As the days grow shorter and the air turns crisp, it’s that time of year again when the winter forecast discussions take center stage. Two respected sources of winter predictions, the Farmer’s Almanac and the Old Farmer’s Almanac, have released their forecasts for the upcoming winter season. In this blog post, we’ll break down their forecasts, offer some analysis, and delve into the science (or lack thereof) behind these predictions.

September 27, 2023 | Brian Ivey

Recap of Last Winter

Before diving into this year’s forecasts, let’s briefly recap the winter that was. Last year, many parts of the eastern United States experienced an unusually warm winter, with temperatures well above average in some areas. Conversely, the middle of the country and the western states saw an active winter, marked by above-average snowfall. This disparity was most evident in the boundary regions, such as the Upper Midwest, Northern Plains, Rocky Mountains, and much of the West. The East, on the other hand, saw below-average snowfall due to the warmer temperatures, resulting in numerous rain events and minimal snow accumulation.

What’s in Store for This Winter?

Now, the burning question on everyone’s mind: What can we expect this winter? Let’s break down the forecasts from both almanacs.

The Farmer’s Almanac: Cold, Stormy, and Frosty

According to the Farmer’s Almanac, we can anticipate a winter that is characterized by cold temperatures and average snowfall.
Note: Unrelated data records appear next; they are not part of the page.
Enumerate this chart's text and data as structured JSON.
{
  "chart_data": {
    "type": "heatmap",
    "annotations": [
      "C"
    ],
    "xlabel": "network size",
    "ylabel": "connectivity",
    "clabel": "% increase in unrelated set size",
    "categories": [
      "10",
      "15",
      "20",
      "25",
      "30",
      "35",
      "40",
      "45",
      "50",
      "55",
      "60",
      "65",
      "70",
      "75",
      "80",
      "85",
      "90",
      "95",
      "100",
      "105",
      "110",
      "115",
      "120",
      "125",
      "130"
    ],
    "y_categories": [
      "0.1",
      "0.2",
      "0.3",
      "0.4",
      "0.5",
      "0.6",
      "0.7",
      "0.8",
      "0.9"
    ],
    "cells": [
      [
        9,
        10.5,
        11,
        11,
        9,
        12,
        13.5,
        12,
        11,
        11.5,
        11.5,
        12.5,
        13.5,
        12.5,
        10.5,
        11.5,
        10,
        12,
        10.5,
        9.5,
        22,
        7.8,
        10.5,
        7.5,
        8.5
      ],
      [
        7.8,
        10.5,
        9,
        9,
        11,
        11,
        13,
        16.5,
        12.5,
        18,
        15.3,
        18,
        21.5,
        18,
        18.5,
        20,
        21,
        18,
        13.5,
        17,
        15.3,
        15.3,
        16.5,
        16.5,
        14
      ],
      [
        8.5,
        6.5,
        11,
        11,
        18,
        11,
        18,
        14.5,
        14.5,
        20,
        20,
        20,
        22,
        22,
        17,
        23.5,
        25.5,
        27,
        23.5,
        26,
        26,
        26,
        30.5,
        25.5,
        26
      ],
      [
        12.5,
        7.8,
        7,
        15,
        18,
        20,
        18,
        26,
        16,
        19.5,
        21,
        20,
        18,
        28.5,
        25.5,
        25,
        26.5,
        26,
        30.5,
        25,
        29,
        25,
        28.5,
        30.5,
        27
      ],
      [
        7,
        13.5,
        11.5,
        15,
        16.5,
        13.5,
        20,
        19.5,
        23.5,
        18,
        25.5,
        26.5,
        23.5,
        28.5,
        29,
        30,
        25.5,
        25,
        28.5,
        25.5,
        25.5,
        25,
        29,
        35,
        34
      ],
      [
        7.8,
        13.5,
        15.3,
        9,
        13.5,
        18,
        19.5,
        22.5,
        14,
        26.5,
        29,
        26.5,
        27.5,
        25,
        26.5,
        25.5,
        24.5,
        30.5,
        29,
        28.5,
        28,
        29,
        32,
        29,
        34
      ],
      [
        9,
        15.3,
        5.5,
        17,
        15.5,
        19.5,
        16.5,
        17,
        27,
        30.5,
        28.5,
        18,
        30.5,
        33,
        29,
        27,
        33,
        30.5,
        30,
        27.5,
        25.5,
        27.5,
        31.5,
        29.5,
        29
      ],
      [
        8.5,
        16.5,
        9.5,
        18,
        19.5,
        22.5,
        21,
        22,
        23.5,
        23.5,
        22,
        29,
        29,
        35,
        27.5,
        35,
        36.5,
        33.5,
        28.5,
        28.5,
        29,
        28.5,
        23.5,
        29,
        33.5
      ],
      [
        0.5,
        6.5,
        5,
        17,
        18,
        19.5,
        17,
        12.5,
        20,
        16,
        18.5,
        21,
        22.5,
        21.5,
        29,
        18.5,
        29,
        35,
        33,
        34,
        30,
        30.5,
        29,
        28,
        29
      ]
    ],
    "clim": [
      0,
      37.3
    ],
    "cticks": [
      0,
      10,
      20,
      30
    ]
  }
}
In other words, get ready for a chilly and wet season with ample snowfall. They even throw in some colorful descriptions like “Frosty,” “Flaky,” and “Slushy” to paint a vivid picture of the season ahead. As for exceptionally warm regions, the Almanac suggests that when one part of the country experiences extreme cold, another part usually enjoys milder conditions, balancing things out.

The Old Farmer’s Almanac: A Winter Wonderland

The Old Farmer’s Almanac’s forecast echoes the sentiment of a cold and snowy winter. While it may not be as poetic as its counterpart, it predicts a significant portion of the country experiencing this chilly and snowy weather pattern. It’s worth noting that such widespread, consistent weather conditions across the entire country for an entire season are not the norm, given the usual variation in weather patterns.

Understanding the Almanac’s Methods

Now, let’s peel back the curtain and look at the methods employed by these almanacs to make their predictions. Both publications rely on a mix of sunspots, moon phases, prevailing climate cycles, folklore, and proprietary formulas. They don’t disclose the exact scientific methods they use, which makes it more akin to fortune-telling than meteorological forecasting. Studies have shown their accuracy to be around 40 to 50 percent, not much better than flipping a coin.

El Niño’s Influence

One significant meteorological factor to consider is the presence of El Niño in the equatorial Pacific Ocean. This phenomenon involves warmer-than-average sea surface temperatures and typically leads to a warmer northern U.S. and a more active subtropical jet, potentially bringing increased rainfall and snowfall to certain regions. However, it doesn’t guarantee specific weather outcomes.